Opinión

Crónica del terror

Sergio González, el hombre que cambió la forma de hacer periodismo en México
Sergio González, el hombre que cambió la forma de hacer periodismo en México Sergio González, el hombre que cambió la forma de hacer periodismo en México (La Crónica de Hoy)

Ésta no era la columna que yo quería escribir ayer y publicar hoy. En la original, alegaba que la CDMX está de nuevo a la vanguardia, ahora  en el combate a la corrupción… pero mientras revisaba ya por última vez mi texto original para este miércoles, sentí el primer jalón en mi oficina del primer piso allá en Xochimilco.

De inmediato entendí que no era un sismito más. La estructura completa crujía como si el edificio entero se fuera a caer. Verdaderamente consternado salí hacia las escaleras pero la tierra se agitó de una manera estruendosa. Vi a mis colegas alcanzar las escaleras grandes, pero justo cuando yo empezaba a apretar el paso para llegar con ellos, el estrépito arreció y vi rodar a algunos de ellos como juguetes en su caída hacia la planta baja. Vi volar vidrios y plafones con un ruido ensordecedor; algunos cayeron a mis pies y tuve que cambiar de ruta e intentar salir por otra vía, la de las escaleras chicas. La tierra se remecía con un furor terrible. A mi izquierda, agazapados en cuclillas junto a un muro, unos colegas me gritaban que me les uniera: “¡Véngase! ¡Acá es más seguro!”.

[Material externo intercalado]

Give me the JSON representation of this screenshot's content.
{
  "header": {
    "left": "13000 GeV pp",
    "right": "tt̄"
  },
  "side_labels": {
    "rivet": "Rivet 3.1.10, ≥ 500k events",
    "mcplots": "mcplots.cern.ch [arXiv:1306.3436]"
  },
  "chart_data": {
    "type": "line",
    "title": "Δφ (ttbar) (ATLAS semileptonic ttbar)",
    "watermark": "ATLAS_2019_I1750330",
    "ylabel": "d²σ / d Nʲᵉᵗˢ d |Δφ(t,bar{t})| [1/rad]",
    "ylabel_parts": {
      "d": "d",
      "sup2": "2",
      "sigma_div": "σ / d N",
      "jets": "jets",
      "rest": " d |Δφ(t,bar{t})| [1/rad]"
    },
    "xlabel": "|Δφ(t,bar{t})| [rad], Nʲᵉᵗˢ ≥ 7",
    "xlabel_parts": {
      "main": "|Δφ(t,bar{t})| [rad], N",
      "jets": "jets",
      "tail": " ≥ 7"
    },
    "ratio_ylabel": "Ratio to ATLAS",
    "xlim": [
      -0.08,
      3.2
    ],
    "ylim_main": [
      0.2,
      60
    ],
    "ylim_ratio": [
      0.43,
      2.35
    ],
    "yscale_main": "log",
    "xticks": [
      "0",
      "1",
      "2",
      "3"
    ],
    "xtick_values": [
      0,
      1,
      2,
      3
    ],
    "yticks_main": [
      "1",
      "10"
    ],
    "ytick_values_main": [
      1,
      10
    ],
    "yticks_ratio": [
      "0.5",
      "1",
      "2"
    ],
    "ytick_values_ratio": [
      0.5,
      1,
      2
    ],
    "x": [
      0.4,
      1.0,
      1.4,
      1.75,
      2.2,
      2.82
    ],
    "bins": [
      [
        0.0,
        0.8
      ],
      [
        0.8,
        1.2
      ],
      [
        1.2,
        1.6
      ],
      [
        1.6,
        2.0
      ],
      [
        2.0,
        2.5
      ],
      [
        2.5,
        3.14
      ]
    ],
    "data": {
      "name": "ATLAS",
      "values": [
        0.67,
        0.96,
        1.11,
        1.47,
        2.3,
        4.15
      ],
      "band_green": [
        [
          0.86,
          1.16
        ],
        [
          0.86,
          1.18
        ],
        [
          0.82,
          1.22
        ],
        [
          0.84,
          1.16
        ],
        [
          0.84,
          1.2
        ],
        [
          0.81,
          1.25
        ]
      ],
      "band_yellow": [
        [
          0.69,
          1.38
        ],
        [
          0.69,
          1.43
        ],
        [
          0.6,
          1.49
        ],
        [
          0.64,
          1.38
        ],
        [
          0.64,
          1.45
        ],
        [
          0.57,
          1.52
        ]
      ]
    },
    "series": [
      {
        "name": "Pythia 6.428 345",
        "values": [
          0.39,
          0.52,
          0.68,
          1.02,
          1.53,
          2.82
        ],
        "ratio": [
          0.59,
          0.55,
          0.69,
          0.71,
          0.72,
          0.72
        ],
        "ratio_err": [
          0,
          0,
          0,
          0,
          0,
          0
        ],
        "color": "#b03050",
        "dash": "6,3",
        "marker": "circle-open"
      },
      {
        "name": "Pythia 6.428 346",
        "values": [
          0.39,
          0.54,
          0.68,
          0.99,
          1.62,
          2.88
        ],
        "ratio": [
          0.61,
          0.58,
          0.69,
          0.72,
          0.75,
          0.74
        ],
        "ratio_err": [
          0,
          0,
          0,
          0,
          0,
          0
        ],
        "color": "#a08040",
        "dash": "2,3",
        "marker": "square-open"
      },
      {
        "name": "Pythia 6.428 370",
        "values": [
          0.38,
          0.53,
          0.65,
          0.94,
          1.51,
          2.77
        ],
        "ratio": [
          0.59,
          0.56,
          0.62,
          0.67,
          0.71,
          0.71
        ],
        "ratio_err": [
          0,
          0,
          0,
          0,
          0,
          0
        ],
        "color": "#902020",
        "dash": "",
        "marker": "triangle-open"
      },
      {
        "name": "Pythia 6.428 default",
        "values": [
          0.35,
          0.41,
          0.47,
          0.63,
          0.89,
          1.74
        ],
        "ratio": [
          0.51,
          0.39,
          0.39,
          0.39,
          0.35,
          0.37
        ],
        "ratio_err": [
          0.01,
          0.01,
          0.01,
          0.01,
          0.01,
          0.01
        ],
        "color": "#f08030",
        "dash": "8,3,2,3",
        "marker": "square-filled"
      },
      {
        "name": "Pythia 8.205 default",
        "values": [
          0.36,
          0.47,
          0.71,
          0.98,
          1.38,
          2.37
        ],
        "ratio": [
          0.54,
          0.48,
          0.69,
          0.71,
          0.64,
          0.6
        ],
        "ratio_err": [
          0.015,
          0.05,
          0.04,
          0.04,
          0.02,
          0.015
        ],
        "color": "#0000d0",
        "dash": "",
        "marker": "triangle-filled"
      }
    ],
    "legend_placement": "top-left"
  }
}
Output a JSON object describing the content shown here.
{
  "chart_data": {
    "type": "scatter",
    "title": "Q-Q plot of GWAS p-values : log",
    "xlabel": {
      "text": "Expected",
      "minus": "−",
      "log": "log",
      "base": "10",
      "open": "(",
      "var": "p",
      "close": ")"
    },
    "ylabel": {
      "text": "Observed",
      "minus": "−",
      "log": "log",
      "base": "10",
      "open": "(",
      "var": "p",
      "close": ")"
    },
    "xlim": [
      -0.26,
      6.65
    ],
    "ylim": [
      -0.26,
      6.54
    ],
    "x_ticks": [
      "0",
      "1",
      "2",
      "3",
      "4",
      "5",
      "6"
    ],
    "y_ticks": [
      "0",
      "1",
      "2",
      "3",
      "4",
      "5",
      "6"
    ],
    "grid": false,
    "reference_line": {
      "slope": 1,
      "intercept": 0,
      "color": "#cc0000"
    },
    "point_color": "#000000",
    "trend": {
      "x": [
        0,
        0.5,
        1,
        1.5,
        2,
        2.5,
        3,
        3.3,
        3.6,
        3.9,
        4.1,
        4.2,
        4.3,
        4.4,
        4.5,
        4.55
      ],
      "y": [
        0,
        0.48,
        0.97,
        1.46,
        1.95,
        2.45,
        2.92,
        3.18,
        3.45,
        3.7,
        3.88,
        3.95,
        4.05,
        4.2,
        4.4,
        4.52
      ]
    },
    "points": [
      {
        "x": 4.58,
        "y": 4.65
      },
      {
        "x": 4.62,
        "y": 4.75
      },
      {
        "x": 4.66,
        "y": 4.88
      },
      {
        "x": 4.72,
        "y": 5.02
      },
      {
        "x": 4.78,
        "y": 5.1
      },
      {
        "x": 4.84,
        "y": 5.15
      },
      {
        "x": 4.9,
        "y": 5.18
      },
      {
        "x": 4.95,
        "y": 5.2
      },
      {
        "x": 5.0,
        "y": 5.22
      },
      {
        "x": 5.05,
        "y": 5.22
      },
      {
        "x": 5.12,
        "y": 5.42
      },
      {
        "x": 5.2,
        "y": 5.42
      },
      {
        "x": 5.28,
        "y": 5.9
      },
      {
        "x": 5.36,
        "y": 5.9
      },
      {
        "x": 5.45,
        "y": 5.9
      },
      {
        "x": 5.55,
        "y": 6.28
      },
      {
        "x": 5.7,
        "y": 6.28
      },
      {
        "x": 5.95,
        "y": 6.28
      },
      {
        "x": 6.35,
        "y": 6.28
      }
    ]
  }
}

Me negué; calculé que podría llegar en una sola carrera a las otras escaleras. Me di cuenta que sería imposible y me acuclillé junto a mis compañeros. Un poco más acá, dos o tres compañeras lloraban aterradas; todos intentábamos calmarlas pero la madre naturaleza no cedía. El maldito terremoto seguía sin parar.

Me resigné. Me convencí que moriría ahí, junto a mis libreros, al lado de mis colegas, a un lado de un extinguidor. Me indigné también; me pregunté: “¿Así se va a acabar mi vida? ¿De veras?”. Justo cuando empezaba a rezar pensando en mis hijos Uriel, Jock y Dany, exactamente cuando en mi corazón me estaba despidiendo de mi compañera y cómplice de vida, mi esposa América, pidiéndole perdón a los cuatro y a mi mafer y mi very por todas mis fallas y acogiéndome a la voluntad de Dios, aquello empezó a amainar.

Había bruma de polvo de los plafones que anunciaba una tensa calma. Nos incorporamos todos y corrimos hacia abajo. Ya afuera, en pleno arroyo vehicular, me preocupé por mi equipo y los busqué, y a todos encontré en buen estado aunque algunas de las colegas en muy mal estado y, como buenas mexicanas, más preocupadas por sus hijos, esposos y papás que por ellas mismas. Me sentí orgulloso de ellas.

“Ya estamos afuera” les decía a todos al encontrarme con ellos, “hablen a sus casas y empezábamos todos a reponernos. Abracé y saludé a gente que nunca había visto y nos sonreíamos exhaustos y nos decíamos “Estamos bien, estamos bien”. Al regresar por mis cosas para irnos, pude presenciar los enormes estropicios. Me estremecí, era una vista horripilante. Tardé dos horas y media en llegar a casa y ya estoy acá, escribiendo esta nueva versión de la columna del miércoles, horrorizado de la devastación de mi entrañable CDMX, que tanto padecemos y que tanto amamos. No perdamos la fe; de peores hemos salido. Ya verán.